Hz. Ömer halifeliği zamanında gece uyuyamaz, sabahlara kadar Medine’ nin sokaklarında dolaşırdı.
Kimin ne derdi varsa hepsini dinler sıkıntıları çözerdi. Yine bir gece dolaşırken bir kapının önünde geçtiği esnada, bir evden kadın ağlama sesleri duydu ve hemen merakla kapıyı vurdu. Kapıyı açan yaşlı bir kadındı ve gözyaşlarını siliyordu. Hz. Ömer yaşlı kadına neden ağladığını sordu ve yaşlı kadın:
“Gördüğün gibi durumum hiç iyi değil. Allah’ ın huzuruna vardığımda o Halife Hz. Ömer’ i şikayet edeceğim” dedi
Hz. Ömer şaşkın bir ifade ile: “Neden” diye sordu ve kadın:
“Allah Resulü, hepiniz çobansınız ve idarenizde bulunan kimselerden sorumlusunuz buyurmadı mı?” dedi
“Baksana! Halife Ömer halimizden haberi var mı, bir ekmeğe muhtaç kaldık haberi var mı?” dedi
Hz.
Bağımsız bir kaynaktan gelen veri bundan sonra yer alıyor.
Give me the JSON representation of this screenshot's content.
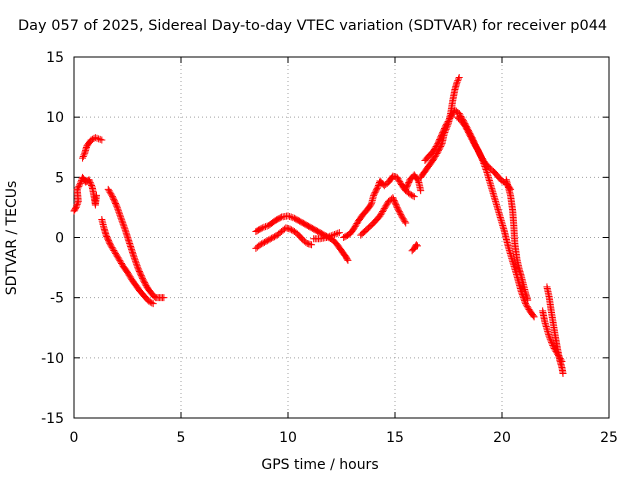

Ömer’ in gözleri dolmaya başladı ve: “Lütfen beddua etmeyin, belki Halife Ömer’ in sizi kontrol etmeye gerçekten fırsatı olmamıştır” dedi ve yaşlı kadın hiddetli bir şekilde :”Soramıyorsa ne diye Halifelik makamını işgal ediyor” dedi
Hz. Ömer’ in gözleri iyice dolmuştu ve kadına: “Size 25 dinar versem, hakkınızı Halife Ömer’ e helal edeceğinize dair bir belge imzalar mısınız?” dedi ve kadın: “Ederim imzalarım da, sanane be adam Halife Ömer’ den” dedi. Hz. Ömer:
“Olsun siz helal edin yine de, Ömer’ in yükü ağırdır zaten” dedi
Tam o sırada Hz. Ali ve Abdullah Bin İbn-i Mesud geldiler yanlarına. Hz. Ali: “Selamünaleyküm Ey Mü’minlerin Emiri” deyince kadın anladı karşında onunla konuşan kişinin Halife Ömer olduğunu ve:
“Eyvah! sen Halife Ömer miydin? peki neden gizledin bunu?” dedi
Hz. Ömer: “Boşver Ömer’ i teyzecim, sen biraz önceki konuştuğumuz gibi 25 dinarı versem beni affedecek misin? ve mahşer gününde benden şikayetçi olmayacak mısın?” diye sordu. Yaşlı kadının başı öne eğildi ve:
“Sen Mü’minlerin Emirisin, ben Allah’ ın huzurunda senden nasıl şikayetçi olurum” dedi ve helallik belgesini imzaladı.
Hz. Ömer yanlarında bulunan Hz. Ali ve Abdullah İbn-i Mesud’ a da imza attırdı ve onlarda bu duruma şahitlik etmiş oldular.